Una de las relaciones más tóxicas que tenemos es con nuestra mente. No sólo por lo que nos dice, sino por la obediencia y fidelidad que le tenemos. Si la mente fuera una persona de carne y hueso, seguramente caminaríamos lejos de ella. O al menos, no le creeríamos todo lo que nos dice.
Siempre nos está ordenando que hacer y qué no. Lo que está bien y mal. Nos habla sobre lo posible y lo imposible. Nos sube y nos baja en segundos. Más allá de estar equivocada o no, debemos darnos cuenta que escucharla no nos ha llevado a estar en paz. Por lo tanto, tenemos que revisar cómo queremos relacionarnos con ella.
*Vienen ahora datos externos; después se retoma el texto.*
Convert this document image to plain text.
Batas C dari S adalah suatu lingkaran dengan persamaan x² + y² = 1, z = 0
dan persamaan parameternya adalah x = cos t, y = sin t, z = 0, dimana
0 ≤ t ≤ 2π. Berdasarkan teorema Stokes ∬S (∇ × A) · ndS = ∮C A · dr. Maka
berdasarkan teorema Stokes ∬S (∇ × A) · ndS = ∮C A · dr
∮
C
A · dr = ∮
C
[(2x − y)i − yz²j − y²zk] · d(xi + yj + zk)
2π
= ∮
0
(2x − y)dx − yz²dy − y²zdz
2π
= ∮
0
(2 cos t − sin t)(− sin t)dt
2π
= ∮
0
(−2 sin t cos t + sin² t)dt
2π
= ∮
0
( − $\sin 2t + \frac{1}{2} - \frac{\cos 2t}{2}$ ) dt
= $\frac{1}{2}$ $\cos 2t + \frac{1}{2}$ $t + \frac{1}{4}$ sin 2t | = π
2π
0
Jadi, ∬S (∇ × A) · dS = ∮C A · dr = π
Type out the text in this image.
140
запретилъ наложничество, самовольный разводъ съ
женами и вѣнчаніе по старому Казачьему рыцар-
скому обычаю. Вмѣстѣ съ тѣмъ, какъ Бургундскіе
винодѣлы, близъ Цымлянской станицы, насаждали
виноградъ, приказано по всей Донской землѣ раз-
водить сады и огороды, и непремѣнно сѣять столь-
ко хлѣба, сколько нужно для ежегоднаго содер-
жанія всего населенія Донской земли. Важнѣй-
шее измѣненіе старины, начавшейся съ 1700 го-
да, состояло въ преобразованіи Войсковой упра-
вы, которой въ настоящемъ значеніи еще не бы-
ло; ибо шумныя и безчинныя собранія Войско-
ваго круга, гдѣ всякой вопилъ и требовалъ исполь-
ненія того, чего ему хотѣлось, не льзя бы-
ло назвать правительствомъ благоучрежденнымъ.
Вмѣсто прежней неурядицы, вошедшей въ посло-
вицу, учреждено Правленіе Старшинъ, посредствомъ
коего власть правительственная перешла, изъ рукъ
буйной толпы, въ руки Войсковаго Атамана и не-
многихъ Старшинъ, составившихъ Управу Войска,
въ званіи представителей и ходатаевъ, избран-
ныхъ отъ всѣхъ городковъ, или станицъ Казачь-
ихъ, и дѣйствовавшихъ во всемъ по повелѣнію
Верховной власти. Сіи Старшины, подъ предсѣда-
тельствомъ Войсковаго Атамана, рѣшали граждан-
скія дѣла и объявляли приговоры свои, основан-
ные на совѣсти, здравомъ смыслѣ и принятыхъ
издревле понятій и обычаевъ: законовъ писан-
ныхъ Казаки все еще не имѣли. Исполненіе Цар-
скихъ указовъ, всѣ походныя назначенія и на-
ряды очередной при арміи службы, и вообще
Ante todo, comenzar por ponerla en su lugar. Quitarla del lugar de poder que le hemos dado y comenzar a escucharla como quien escucharía otra persona. Escucharla hasta vaciarla. Haciendo silencio, escribiendo lo que nos dice o poniendo en palabras lo que escuchamos. Hacerlo consciente. Reconocer que una cosa soy yo, y otra es la mi mente.
Cuando esto ocurra, comenzaremos a escucharnos de verdad. Comenzaremos a escuchar a nuestra conciencia, que siempre habla bajito, no juzga y acepta. No busca dividir con el enojo sino acercar con entendimiento y aceptación. Y puede ver más allá de todo lo que la mente puede ver.
Por eso, cuando llegue el dolor, hagamos silencio.
Escuchemos la mente. Separémonos de ella.
Y finalmente escucharemos la conciencia.
Suave, simple e imposible de ignorar.